J’indique que le groupe socialiste et républicain, tout en partageant une partie de l’argumentation du Gouvernement, considère que l’adoption de l’amendement de la commission visant à supprimer la référence à la notion de calamité publique renforcerait la crédibilité de la réforme constitutionnelle. En effet, ce sont les autres pouvoirs de police administrative générale ou spéciale à la disposition du Gouvernement qui permettent de faire face à une calamité publique ; ce n’est que si celle-ci donne lieu, par exemple, à des pillages qu’il y a trouble grave à l’ordre public.

M. le président. La parole est à M. le garde des sceaux.

M. Jean-Jacques Urvoas, garde des sceaux. Dans le cas d’école que vous nous soumettez, monsieur le sénateur, où le Gouvernement est informé par ses services de l’imminence d’un attentat, c’est à la voie judiciaire qu’il est immédiatement recouru. La menace d’un péril imminent suffit-elle à justifier la déclaration de l’état d’urgence ?
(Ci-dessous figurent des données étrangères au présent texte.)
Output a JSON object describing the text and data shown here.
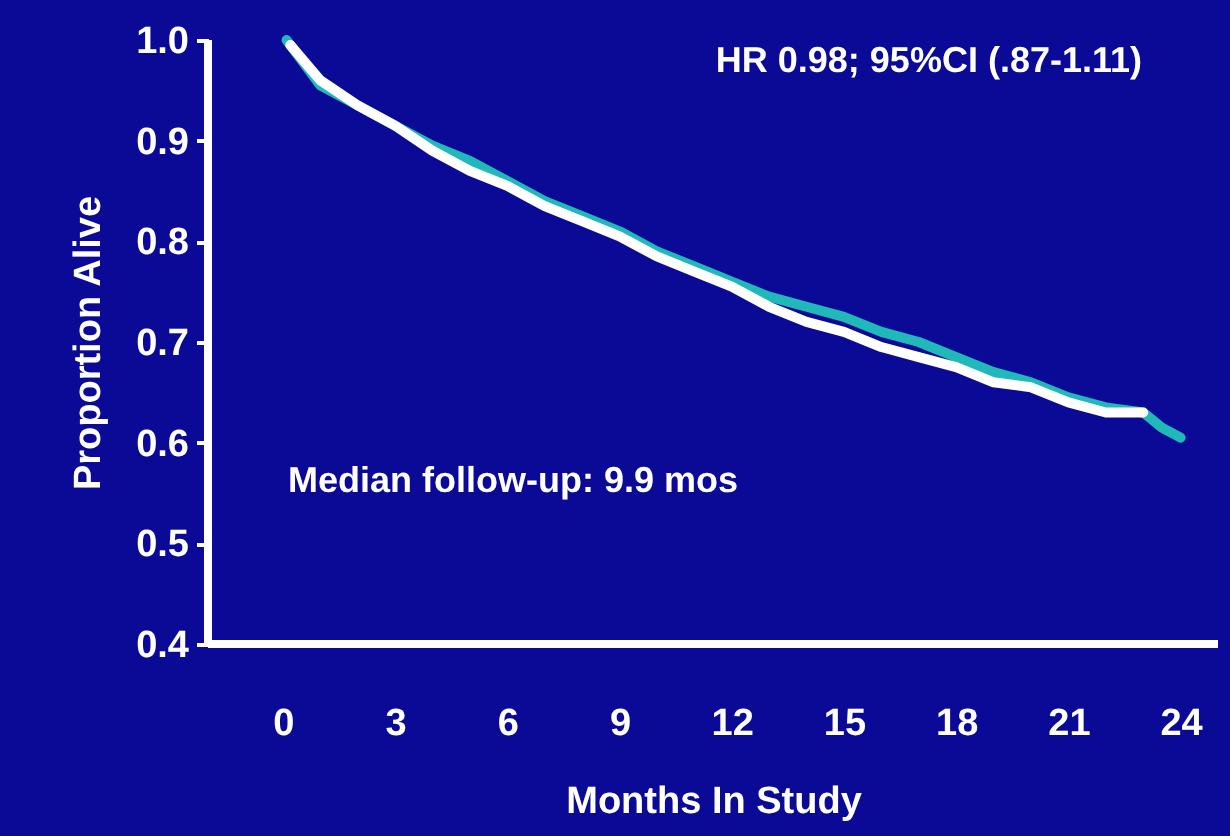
{
  "chart_data": {
    "type": "line",
    "xlabel": "Months In Study",
    "ylabel": "Proportion Alive",
    "annotations": [
      "HR 0.98; 95%CI (.87-1.11)",
      "Median follow-up: 9.9 mos"
    ],
    "xlim": [
      -2,
      25
    ],
    "xticks": [
      0,
      3,
      6,
      9,
      12,
      15,
      18,
      21,
      24
    ],
    "ylim": [
      0.4,
      1.0
    ],
    "yticks": [
      {
        "value": 0.4,
        "label": "0.4"
      },
      {
        "value": 0.5,
        "label": "0.5"
      },
      {
        "value": 0.6,
        "label": "0.6"
      },
      {
        "value": 0.7,
        "label": "0.7"
      },
      {
        "value": 0.8,
        "label": "0.8"
      },
      {
        "value": 0.9,
        "label": "0.9"
      },
      {
        "value": 1.0,
        "label": "1.0"
      }
    ],
    "grid": false,
    "legend": false,
    "marker": "none",
    "line_style": "solid",
    "series": [
      {
        "color": "#20b8b8",
        "x": [
          0.1,
          1,
          2,
          3,
          4,
          5,
          6,
          7,
          8,
          9,
          10,
          11,
          12,
          13,
          14,
          15,
          16,
          17,
          18,
          19,
          20,
          21,
          22,
          23,
          23.5,
          24
        ],
        "values": [
          1.0,
          0.955,
          0.935,
          0.915,
          0.895,
          0.88,
          0.86,
          0.84,
          0.825,
          0.81,
          0.79,
          0.775,
          0.76,
          0.745,
          0.735,
          0.725,
          0.71,
          0.7,
          0.685,
          0.67,
          0.66,
          0.645,
          0.635,
          0.63,
          0.615,
          0.605
        ]
      },
      {
        "color": "#ffffff",
        "x": [
          0.2,
          1,
          2,
          3,
          4,
          5,
          6,
          7,
          8,
          9,
          10,
          11,
          12,
          13,
          14,
          15,
          16,
          17,
          18,
          19,
          20,
          21,
          22,
          23
        ],
        "values": [
          0.995,
          0.96,
          0.935,
          0.915,
          0.89,
          0.87,
          0.855,
          0.835,
          0.82,
          0.805,
          0.785,
          0.77,
          0.755,
          0.735,
          0.72,
          0.71,
          0.695,
          0.685,
          0.675,
          0.66,
          0.655,
          0.64,
          0.63,
          0.63
        ]
      }
    ]
  }
}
M. Jean-Jacques Urvoas, garde des sceaux. De mon point de vue, la réponse est non. C’est d’ailleurs pour cette raison que la loi de 1955 ne constitue pas la porte ouverte à l’instauration de l’état d’urgence en toutes circonstances ! Il faut que le péril imminent, dont l’état d’urgence vise à prévenir les conséquences, résulte d’atteintes graves à l’ordre public. Or, dans le cas d’espèce que vous soulevez, monsieur le sénateur, il n’y a pas encore eu d’atteintes à l’ordre public et, par conséquent, l’état d’urgence ne peut pas être décrété. La seule voie d’action est judiciaire.

M. le président. La parole est à M. Jean Louis Masson, pour explication de vote.

M. Jean Louis Masson. L’amendement de la commission est à mon sens tout à fait satisfaisant. On peut être pour ou contre l’état d’urgence, mais les combats d’arrière-garde visant à en réduire artificiellement la portée me semblent assez inutiles.

Pour le reste, la question de savoir si l’on doit retenir le mot « péril » ou le mot « danger » ne me paraît pas vraiment fondamentale.

Certes, on met en avant la jurisprudence, mais chacun sait ce qu’il en est en la matière : les positions des tribunaux peuvent varier en fonction des circonstances. Aussi me semblerait-il plus simple d’adopter en l’état l’amendement de la commission, dont la rédaction est facile à comprendre et à interpréter, plutôt que d’en compliquer ou d’en édulcorer le dispositif au travers de ces différents sous-amendements.